To the relief of Ellis and her colleagues, this year’s Muscogee Nation elections were much less tumultuous. And in a telling sign, several officials with a history of opposing free press protections were voted out, according to Landsberry-Baker.
“Bad Press” particularly resonates in a time when both press freedom and local journalism are in crisis. As of this year, more than 200 counties in the U.S. now have no local news outlets, and over the past two years, newspapers shuttered at an average rate of more than two per week, according to the State of Local News Project at Northwestern University’s Medill School of Journalism. The researchers found that many of the places at highest risk for becoming a “news desert” are “communities with significant Black, Hispanic or Native American populations.”
Moreover, as Muscogee citizens discovered firsthand in 2019, “it’s absolutely essential to be an informed voter in an election where, you know, five votes or 10 votes can be the difference,” Landsberry-Baker said.
Throughout this year, Landsberry-Baker and Peeler have been screening the film at festivals around the country, including in many Native communities. In a sign that it’s already making an impact, “since our film has come out and tribal citizens have seen it, there’s definitely been a movement in Indian Country for other tribes to add these free press protections,” Landsberry-Baker said. For instance, there has been momentum within both the Osage and Cherokee nations to try to add free press amendments to their constitutions.
In conjunction with the film’s release, the filmmakers have launched a survey for Native people to report back on what press coverage in their tribal nations and communities looks like and whether there have been efforts to enact free press protections.
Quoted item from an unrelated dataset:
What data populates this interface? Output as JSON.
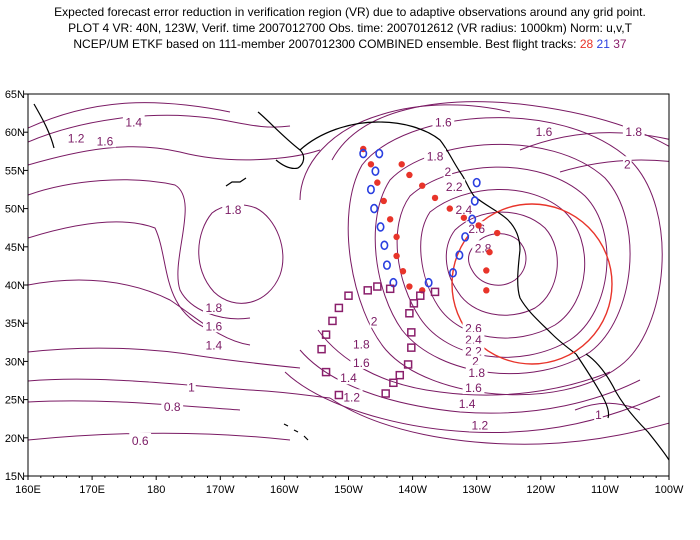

They hope to use the survey to gain a better understanding of the Native media landscape around the country and to connect Native people with resources on how to advocate for press protections.
The key lesson from the Muscogee Nation’s fight for a free press, Landsberry-Baker said, is having a combination of a citizen-led effort with dedicated journalists in the community and elected representatives who support a free press and can champion it on a legislative level.
“It’s very exciting to see other tribes and citizens who are inspired by the story of the Muscogee (Creek) Nation,” she said. “And now they’ve kind of blazed this trail that other folks in Indian Country can follow.”
“Bad Press” premieres Friday at the DCTV Firehouse Cinema in New York, and is screening around the country.